# Literature on the product of two distributions satisfying the Hörmander condition

I am currently studying some basic questions concerning the product $$uv\in \mathscr{D}'(\mathbb R^n)$$ of two Schwartz distributions $$u,v\in \mathscr{D}'(\mathbb R^n)$$ satisfying the Hörmander wavefront set condition $$(\mathrm{WF}(u)+\mathrm{WF}(v))\cap \mathbb R^n\times\{0\}=\emptyset$$. I noticed that unfortunately most of the literature on products of distributions does not deal with this situation but rather with the (problematic) issue of defining some generalized notion of multiplication for all distributions (and even more general objects).

Who knows a reference where “Hörmander products” of distributions, as above, are studied in detail for their own sake, i.e., not for the sake of discussing the (limitations of) possible generalizations of the multiplication?

The corresponding section in Hörmander’s book The Analysis of linear partial differential operators I is extremely brief. I hope that there are books, lecture notes, or articles which are more comprehensive and give an overview on some basic non-trivial known facts. For example, a good start would be to know a reference in which it is shown that if $$u,v\in \mathrm{L}^1_\mathrm{loc}\cap \mathrm{L}^2_\mathrm{loc}$$ and $$u,v$$ satisfy the wavefront set condition, then $$uv\in \mathscr{D}'(\mathbb R^n)$$ is the ordinary product of $$u$$ and $$v$$ as functions. (I do know how one sees this, I just wanted to mention an example).

Edit: In view of the first answer I got, I again want to stress that I am not interested in the problem of extending the distribution product beyond the Hörmander condition. I am entirely fine with the Hörmander product and I am not asking why the Hörmander condition is required or why the definition makes sense (I do know the wavefront set calculus). What interests me are the properties of the product, which can be quite delicate.
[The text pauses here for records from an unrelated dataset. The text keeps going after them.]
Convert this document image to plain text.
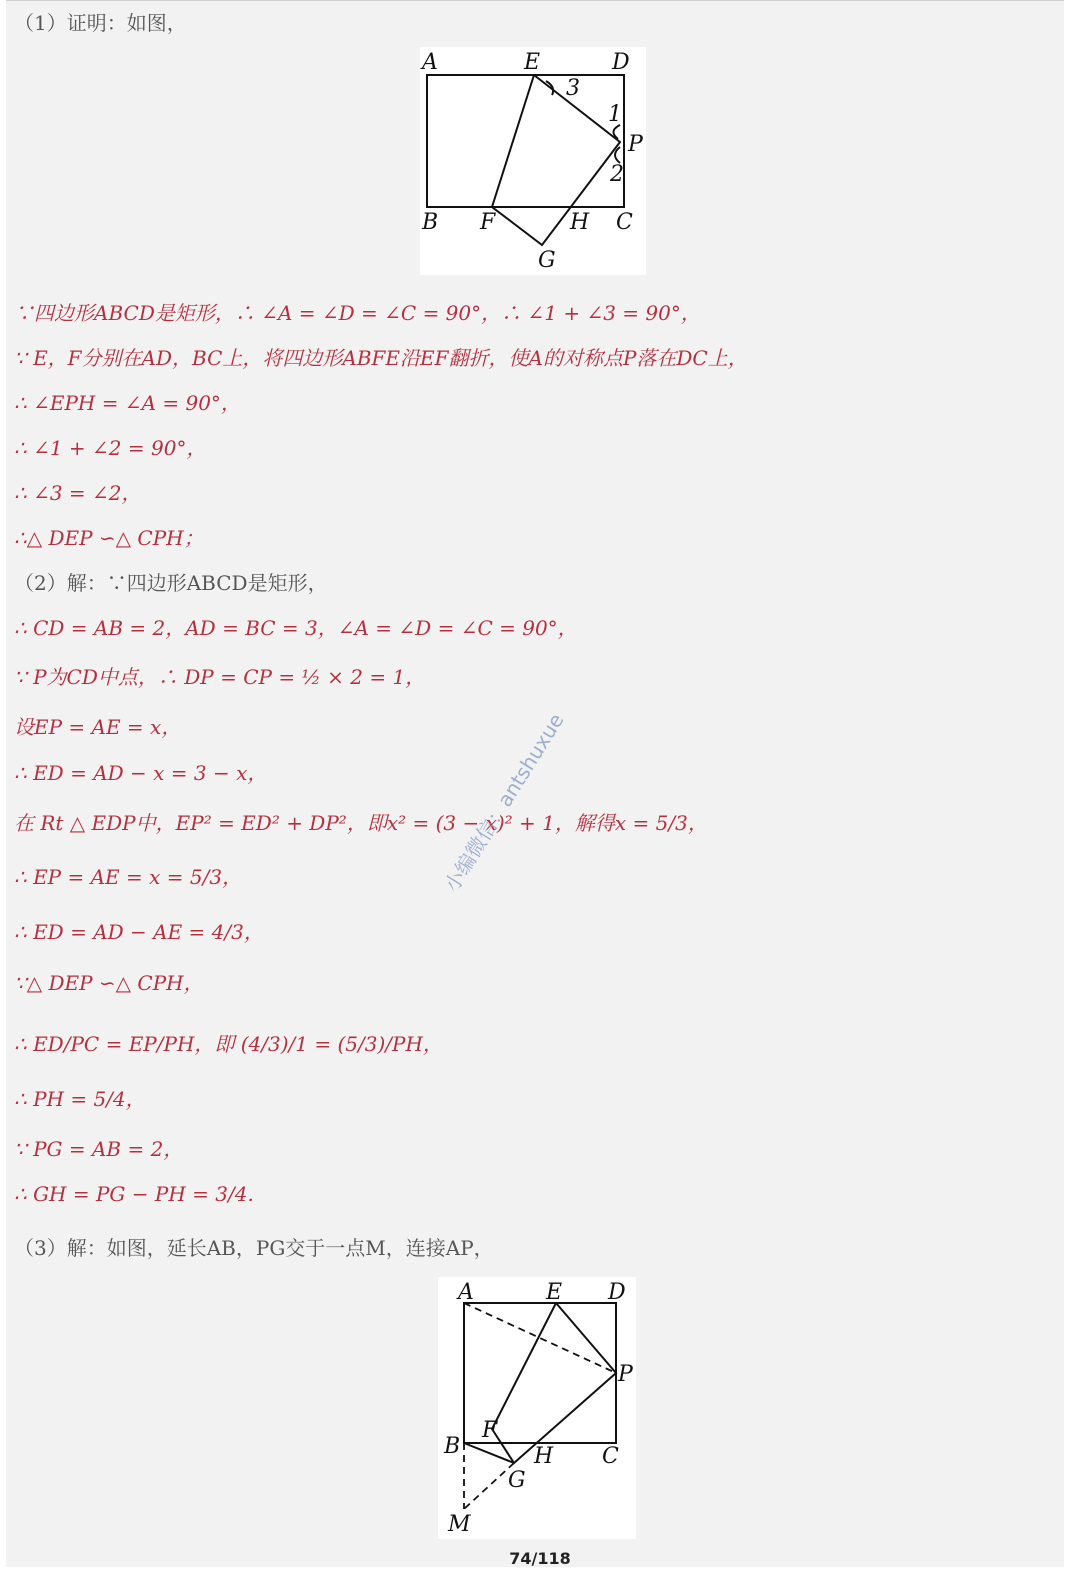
（1）证明：如图，
A	E	D
3
1
P
2
B F	H C
G
∵四边形ABCD是矩形，∴ ∠A = ∠D = ∠C = 90°，∴ ∠1 + ∠3 = 90°，
∵ E，F分别在AD，BC上，将四边形ABFE沿EF翻折，使A的对称点P落在DC上，
∴ ∠EPH = ∠A = 90°，
∴ ∠1 + ∠2 = 90°，
∴ ∠3 = ∠2，
∴△ DEP ∽△ CPH；
（2）解：∵四边形ABCD是矩形，
∴ CD = AB = 2，AD = BC = 3，∠A = ∠D = ∠C = 90°，
∵ P为CD中点，∴ DP = CP = ½ × 2 = 1，
设EP = AE = x，
∴ ED = AD − x = 3 − x，
在 Rt △ EDP中，EP² = ED² + DP²，即x² = (3 − x)² + 1，解得x = 5/3，
∴ EP = AE = x = 5/3，
∴ ED = AD − AE = 4/3，
∵△ DEP ∽△ CPH，
∴ ED/PC = EP/PH，即 (4/3)/1 = (5/3)/PH，
∴ PH = 5/4，
∵ PG = AB = 2，
∴ GH = PG − PH = 3/4.
（3）解：如图，延长AB，PG交于一点M，连接AP，
A	E D
P
F
B	H C
G
M
小编微信：antshuxue
74/118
At the moment I feel that I am reproving/trying to reprove some things myself which could be found in the literature. Even very basic things seem far from obvious to me: For example, suppose that $$u$$ is a continuous nowhere-vanishing function. Then, as continuous functions, one has $$1=u\frac{1}{u}$$ and this also holds as distributions provided $$u$$ and $$\frac{1}{u}$$ satisfy the Hörmander condition. But in general, the wavefront sets of $$u$$ and $$\frac{1}{u}$$ can be pretty bad. It would be cool to have a reference where such issues are discussed.

Not very clear what you are asking. I don’t think Hörmander wrote his theorem in order to show one cannot multiply distributions. I think, on the contrary, he came up with a reasonable condition which if satisfied tells you that you can multiply two distributions. Note that one can always multiply distributions $$S(x)$$ and $$T(x)$$, but the caveat/joke is we get a distribution $$S(x)T(y)$$, namely, the tensor product.
The difficulty is restricting this distribution to the diagonal $$x=y$$. If I remember well, this is how Hörmander proves his theorem in his book, as a particular case of a more general restriction theorem.